La primací­a de los conceptos, producidos en el intelecto pasivo bajo la constante iluminación del intelecto agente, garantizaban la objetividad del conocimiento universal, abstracto. Los “hechos” históricos podí­an ser reconocidos a través de la pasividad del conocimiento de los sentidos e interpretados, hasta donde fuera necesario, mediante las abstracciones objetivas que resultan de la evidencia sensible. La fe podí­a así­ descansar sobre los hechos de la vida de Jesús, especialmente la resurrección, que era un milagro divino por excelencia, y en las profecí­as cumplidas. Estos escolásticos habí­an salvado hábilmente el dilema de Lessing: no solamente no eran “necesarias” para el hombre las verdades de la revelación, siendo libremente reveladas por Dios, sino que el conocimiento seguro de los hechos fundamenta la autoridad de Jesús y de la Iglesia al proclamar verdades sobrenaturales.

Dificultades considerables acompañaron a esta posición. Si los hechos que apoyan la autoridad de Cristo eran histórica y naturalmente verificables, ¿cómo podí­a la fe seguir siendo a la vez sobrenatural y libre? A la inversa, si eran históricamente inverificables, ¿cómo podí­a el asentimiento de fe ser cierto? Además, la universalidad o efectividad de la voluntad salvadora de Dios parecí­a ponerse en peligro.
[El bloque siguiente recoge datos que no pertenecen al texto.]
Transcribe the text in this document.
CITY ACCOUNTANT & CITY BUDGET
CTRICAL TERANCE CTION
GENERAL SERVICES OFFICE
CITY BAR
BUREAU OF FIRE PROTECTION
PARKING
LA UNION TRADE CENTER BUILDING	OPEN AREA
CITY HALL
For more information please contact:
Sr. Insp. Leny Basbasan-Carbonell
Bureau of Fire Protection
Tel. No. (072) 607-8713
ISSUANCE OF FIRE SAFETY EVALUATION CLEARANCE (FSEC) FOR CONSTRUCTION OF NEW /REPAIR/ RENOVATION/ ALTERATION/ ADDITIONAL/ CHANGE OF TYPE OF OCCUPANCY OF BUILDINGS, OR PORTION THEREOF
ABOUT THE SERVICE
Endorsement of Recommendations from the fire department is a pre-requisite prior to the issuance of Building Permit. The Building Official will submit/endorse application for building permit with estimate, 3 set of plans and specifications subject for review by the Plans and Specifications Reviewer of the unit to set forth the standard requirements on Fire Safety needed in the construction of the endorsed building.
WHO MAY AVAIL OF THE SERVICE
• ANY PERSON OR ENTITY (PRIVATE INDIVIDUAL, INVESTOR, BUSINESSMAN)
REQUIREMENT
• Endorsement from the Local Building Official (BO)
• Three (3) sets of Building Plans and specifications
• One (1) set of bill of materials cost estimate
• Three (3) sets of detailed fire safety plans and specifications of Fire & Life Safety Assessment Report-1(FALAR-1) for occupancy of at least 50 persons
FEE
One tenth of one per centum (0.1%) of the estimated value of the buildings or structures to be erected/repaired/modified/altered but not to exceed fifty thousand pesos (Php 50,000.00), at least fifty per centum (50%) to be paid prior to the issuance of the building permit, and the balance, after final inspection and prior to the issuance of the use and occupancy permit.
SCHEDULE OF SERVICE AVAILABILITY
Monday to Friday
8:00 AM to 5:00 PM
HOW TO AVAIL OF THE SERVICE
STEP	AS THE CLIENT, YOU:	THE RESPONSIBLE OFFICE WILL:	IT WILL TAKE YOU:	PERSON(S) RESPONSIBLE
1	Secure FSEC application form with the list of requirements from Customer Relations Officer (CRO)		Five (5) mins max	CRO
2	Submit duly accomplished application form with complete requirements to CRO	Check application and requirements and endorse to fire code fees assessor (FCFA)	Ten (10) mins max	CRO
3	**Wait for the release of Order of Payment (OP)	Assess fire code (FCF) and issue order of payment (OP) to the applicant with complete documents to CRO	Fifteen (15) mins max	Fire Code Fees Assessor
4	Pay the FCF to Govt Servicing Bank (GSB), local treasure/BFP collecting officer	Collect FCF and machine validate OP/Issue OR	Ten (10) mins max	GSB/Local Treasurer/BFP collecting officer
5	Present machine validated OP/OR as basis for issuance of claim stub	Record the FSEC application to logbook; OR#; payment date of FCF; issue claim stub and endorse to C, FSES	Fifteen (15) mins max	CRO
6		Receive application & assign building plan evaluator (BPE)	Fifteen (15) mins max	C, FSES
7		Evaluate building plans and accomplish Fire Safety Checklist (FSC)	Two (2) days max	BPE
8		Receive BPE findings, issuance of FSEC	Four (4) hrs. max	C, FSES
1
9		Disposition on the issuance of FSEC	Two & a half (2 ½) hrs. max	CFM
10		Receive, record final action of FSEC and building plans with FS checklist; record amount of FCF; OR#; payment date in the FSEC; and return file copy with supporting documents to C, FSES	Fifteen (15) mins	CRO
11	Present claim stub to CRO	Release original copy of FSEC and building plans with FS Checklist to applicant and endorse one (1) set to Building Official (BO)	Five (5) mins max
Si el acto de fe afirma enseñanzas explí­citas aceptadas por autoridad, ¿cómo puede el deseo implí­cito y natural de obedecer a Dios por parte de un buen pagano, que nunca ha oí­do la predicación autorizada de la Iglesia, transformarse en sobrenatural? Una última dificultad concerní­a al tipo de verdades sobrenaturales implicadas. Ellas suponí­an o hechos o proposiciones conceptuales. “Hechos” son lo que son en el tiempo y el espacio de una vez para siempre. Los conceptos, que abstraen de la individualidad material de tiempo y espacio, proporcionan un “absoluto” intemporal, esencial. A medida que salí­a a luz una evidencia cada vez mayor sobre la formación de los credos dogmáticos de la Iglesia a través de la investigación histórica, se hizo cada vez más difí­cil explicar la evolución dogmática como la última interpretación exacta de un tesoro de verdades proposicionales cerrado con la muerte del último apóstol.

2. TENTATIVAS MODERNAS DE SOLUCIóN. El tomismo trascendental, representado por pensadores como P. Rousselot, K. Rahner y B. Lonergan, al principio parecí­a ofrecer una solución a estos problemas. Puesto que el juicio afirma la verdad y alcanza la realidad, el concepto, que es a lo más sólo parte de un juicio, no capta adecuadamente la realidad. Como la conversión al fantasma, el juicio remite el fantasma a un horizonte trascendente de inteligibilidad. Puesto que el juicio implica una actividad sintética y referencial del intelecto, el intelecto es concebido ante todo como una facultad dinámica, y la objetividad es conocida sólo a través de la subjetividad. Porque el dinamismo intelectual está orientado hacia lo verdadero como su bien, la tradicional distinción entre intelecto y voluntad en términos de sus objetos formales, lo verdadero y lo bueno, es elevada al movimiento fundamental de conocer y amar. El último fundamento del deseo espiritual revelado en el dinamismo no puede ser nada finito, porque toda la percepción de limitación implica su trascendencia. De ahí­ que ni un concepto ni una utopí­a social marxista puedan satisfacer el deseo básico del hombre. Sin embargo, este dinamismo debe ser capaz de cumplimiento; de otra manera el juicio original, que implica la inteligibilidad, bondad y consistencia de la realidad, habrí­a sido imposible. Sólo Dios puede cumplir las condiciones de posibilidad de la realidad del juicio. Puesto que Dios, que es el único que puede concluir el dinamismo espiritual del hombre, serí­a conocido de una manera que sobrepasa los conceptos, se puede hablar, con santo Tomás, de un “deseo natural” de la visión beatí­fica. Dada la voluntad salvadora universal, Dios ofrecerí­a la gracia a todos los hombres.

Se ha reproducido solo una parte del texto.